When asked if he tagged the video, the detective explained: “I believe I did. At this point, it’s always a habit to tag them where I hit a touch screen for it and then I hit logout, but as we learned that day, the video showed up not tagged, which probably means that when I hit the touch screen, my finger probably didn’t light up the tag, and so, when I hit and then hit logout, I believed it was tagged, but as it was found out later, that it was not tagged.” [emphasis added].
The untagged video – which contained the initial interview of the victim – was deleted.
The trial court held that the loss was through mere negligence and denied a “missing evidence” instruction. It stated that the detective’s “description adequately explains why it is not here and I don’t think that a negative inference is appropriate under the case. You can certainly argue that, but I don’t think it’s worthy of a jury instruction.” [emphasis added].
Obviously, the recorded statement of the victim was held to be relevant. The Court considered it “highly relevant.”
The State suggested “that a missing evidence instruction is inappropriate when the evidence in question is destroyed through mere negligence….” [emphasis added]. The Appellate Court squarely rejected that contention.
In Cost, our Supreme Court explained that a missing evidence instruction would be appropriate “where the State intentionally or negligently destroyed—or merely failed to produce—relevant evidence.” 417 Md. at 370. We read this statement to mean that Cost’s holding extends to cases where the destruction of evidence was negligent. In this case, the trial court commented that “neglect is the way I can describe” the detective’s failure to preserve the recordings of the initial interview with L.
Therefore, the trial court erred and the appellate court reversed.
The holding that negligence was sufficient is important. The Maryland Supreme Court has several times written that:
“[S]poliation” is often used in civil cases, where parties withhold or destroy evidence strategically. The term “spoliation,” moreover, is often associated with egregious or bad faith actions, and not for cases involving negligent destruction or loss. [emphasis added].
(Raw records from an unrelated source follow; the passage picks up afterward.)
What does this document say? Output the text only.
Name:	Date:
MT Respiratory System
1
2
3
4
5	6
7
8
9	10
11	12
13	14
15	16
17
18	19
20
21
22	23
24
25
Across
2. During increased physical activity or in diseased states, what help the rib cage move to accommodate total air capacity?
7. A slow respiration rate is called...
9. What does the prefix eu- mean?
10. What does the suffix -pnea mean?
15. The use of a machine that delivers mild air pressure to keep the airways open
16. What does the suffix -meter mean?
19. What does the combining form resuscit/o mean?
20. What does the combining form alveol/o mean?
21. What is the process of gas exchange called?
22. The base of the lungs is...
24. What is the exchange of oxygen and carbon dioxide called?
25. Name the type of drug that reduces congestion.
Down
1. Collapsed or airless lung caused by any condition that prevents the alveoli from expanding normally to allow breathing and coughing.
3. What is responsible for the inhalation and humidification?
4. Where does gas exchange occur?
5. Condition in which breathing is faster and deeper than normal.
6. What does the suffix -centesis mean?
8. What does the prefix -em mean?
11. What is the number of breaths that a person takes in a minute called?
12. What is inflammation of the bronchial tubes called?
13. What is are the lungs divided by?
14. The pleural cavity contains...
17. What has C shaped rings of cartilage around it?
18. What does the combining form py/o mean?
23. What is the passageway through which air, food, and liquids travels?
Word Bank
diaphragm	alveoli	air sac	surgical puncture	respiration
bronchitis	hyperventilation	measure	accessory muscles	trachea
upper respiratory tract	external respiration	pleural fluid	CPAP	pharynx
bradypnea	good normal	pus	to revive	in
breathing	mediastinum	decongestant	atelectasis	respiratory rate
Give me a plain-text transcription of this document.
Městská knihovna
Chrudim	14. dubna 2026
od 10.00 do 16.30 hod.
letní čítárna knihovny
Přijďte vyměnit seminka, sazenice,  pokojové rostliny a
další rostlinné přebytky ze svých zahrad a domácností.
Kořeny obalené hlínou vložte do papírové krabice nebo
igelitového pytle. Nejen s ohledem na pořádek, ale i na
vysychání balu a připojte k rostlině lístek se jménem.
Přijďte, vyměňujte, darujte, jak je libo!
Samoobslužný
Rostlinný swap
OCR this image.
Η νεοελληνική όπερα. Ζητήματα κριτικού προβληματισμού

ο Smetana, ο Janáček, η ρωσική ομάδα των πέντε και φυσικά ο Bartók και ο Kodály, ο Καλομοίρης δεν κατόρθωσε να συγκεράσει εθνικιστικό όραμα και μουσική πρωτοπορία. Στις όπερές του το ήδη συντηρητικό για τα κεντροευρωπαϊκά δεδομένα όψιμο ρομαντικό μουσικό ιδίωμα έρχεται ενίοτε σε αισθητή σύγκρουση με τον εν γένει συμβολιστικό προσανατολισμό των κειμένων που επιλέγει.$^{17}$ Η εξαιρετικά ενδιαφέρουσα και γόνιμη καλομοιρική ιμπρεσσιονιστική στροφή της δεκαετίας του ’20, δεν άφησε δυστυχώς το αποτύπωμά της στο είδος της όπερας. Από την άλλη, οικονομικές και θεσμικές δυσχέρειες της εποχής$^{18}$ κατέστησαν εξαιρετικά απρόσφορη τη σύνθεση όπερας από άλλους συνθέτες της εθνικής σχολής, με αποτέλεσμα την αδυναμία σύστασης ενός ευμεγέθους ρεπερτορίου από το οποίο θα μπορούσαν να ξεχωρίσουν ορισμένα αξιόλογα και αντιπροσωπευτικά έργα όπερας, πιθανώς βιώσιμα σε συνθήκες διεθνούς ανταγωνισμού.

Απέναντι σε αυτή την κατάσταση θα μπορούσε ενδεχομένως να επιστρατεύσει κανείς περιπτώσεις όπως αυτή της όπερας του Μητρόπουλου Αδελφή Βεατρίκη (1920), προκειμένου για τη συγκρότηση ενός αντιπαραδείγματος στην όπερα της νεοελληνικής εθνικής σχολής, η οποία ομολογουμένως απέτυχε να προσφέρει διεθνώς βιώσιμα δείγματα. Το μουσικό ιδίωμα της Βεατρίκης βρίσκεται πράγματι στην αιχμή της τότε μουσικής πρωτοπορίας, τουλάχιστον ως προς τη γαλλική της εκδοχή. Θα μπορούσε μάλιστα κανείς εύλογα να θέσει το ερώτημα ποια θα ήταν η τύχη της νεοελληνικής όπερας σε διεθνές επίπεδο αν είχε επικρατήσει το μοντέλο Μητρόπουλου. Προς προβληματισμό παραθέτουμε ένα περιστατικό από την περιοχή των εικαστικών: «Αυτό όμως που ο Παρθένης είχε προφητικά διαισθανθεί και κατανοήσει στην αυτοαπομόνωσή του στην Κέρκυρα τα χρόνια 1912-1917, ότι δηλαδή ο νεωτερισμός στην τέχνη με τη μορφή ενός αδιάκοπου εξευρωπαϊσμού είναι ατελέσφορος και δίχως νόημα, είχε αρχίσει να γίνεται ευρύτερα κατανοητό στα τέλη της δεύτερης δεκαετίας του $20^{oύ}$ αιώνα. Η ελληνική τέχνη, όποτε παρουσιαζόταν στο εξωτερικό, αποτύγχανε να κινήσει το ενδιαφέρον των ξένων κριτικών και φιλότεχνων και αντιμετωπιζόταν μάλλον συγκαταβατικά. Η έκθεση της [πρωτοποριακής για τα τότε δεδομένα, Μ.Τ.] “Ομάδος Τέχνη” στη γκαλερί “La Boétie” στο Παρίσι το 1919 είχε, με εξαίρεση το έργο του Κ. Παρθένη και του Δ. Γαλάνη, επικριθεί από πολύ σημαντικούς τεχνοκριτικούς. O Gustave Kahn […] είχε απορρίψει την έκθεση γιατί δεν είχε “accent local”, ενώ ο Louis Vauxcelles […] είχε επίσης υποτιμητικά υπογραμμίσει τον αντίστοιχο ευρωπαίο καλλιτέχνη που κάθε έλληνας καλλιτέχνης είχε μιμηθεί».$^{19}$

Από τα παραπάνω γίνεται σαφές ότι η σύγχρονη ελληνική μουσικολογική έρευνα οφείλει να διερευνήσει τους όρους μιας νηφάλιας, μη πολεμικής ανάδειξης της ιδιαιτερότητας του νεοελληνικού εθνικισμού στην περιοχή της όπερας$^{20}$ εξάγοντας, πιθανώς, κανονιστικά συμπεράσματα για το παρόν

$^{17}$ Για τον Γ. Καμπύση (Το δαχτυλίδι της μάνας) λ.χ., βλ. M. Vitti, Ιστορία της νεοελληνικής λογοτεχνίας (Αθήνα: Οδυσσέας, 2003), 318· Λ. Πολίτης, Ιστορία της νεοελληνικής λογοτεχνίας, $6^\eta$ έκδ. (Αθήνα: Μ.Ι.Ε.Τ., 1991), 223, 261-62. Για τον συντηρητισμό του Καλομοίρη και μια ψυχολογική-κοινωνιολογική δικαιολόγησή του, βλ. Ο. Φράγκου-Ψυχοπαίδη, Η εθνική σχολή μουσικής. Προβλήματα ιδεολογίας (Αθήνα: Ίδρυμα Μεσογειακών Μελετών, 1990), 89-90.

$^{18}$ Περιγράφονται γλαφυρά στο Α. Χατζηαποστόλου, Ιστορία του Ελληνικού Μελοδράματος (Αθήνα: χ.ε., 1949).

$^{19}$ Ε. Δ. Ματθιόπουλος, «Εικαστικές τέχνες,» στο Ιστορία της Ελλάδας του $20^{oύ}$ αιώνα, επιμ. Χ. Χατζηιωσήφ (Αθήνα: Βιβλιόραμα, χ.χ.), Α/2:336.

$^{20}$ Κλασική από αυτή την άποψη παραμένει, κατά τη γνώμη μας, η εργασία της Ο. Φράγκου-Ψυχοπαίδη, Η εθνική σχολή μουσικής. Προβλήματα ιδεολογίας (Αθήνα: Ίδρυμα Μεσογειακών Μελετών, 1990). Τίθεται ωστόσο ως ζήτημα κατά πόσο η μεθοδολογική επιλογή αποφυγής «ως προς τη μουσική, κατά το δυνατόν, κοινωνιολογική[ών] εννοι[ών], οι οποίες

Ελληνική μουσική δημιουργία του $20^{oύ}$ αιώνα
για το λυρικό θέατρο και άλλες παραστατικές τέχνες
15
In the civil context, Maryland courts are in disarray on the issue of whether negligence can support sanctions. Some State decisions require intent while, in others, negligence is sufficient. See Does Maryland Require that Spoliation be “Intentional”? , Maryland’s Confusing Spoliation Doctrine, Maryland’s Spoliation Standard, and M. Berman and A. Shelton, “The Common Law Duty to Preserve ESI (Its Trigger, Scope, and Limit) in Maryland State Courts” in M. Berman, et al., eds., Electronically Stored Information in Maryland Courts (Md. State Bar Ass’n. 2020), Chap. 12.
In my view, “[f]airness suggests that there should be a remedy for a party that is prejudiced, regardless of the opponent’s intent.” Id. In a recent Maryland State Bar Association white paper, I argued that “some Maryland appellate opinions limit sanctions to intentional misconduct while others – properly, in my opinion – state that negligence may suffice.” See It’s Time to Replace Maryland’s “Safe Harbor” Rule. I suggested that Maryland adopt a rule similar to Fed.R.Civ.P. 37(e), which, in subsection (e)(1), authorizes limited, curative sanctions for negligent loss of relevant information that should have been preserved and that cannot be replaced by secondary evidence. That suggestion was approved by a subcommittee of the Standing Committee on Rules and Practice.
The Mondragon decision suggests that negligence should be sufficient to support curative spoliation sanctions in a civil context, notwithstanding contrary dicta in Cost.
 The design of the system may be questioned. For example, when closing a Microsoft document that was not saved, the system has a pop up message asking the user if the document should be saved. If that double-check existed, it was not mentioned. The absence of such an inexpensive safeguard is inexplicable.
 Cost v. State, 417 Md. 360 (2010).
 For a discussion of the prior cases mentioned above, see Suspect’s Haircut = Destruction or Concealment of Evidence Leading to “Missing Evidence” Jury Instruction.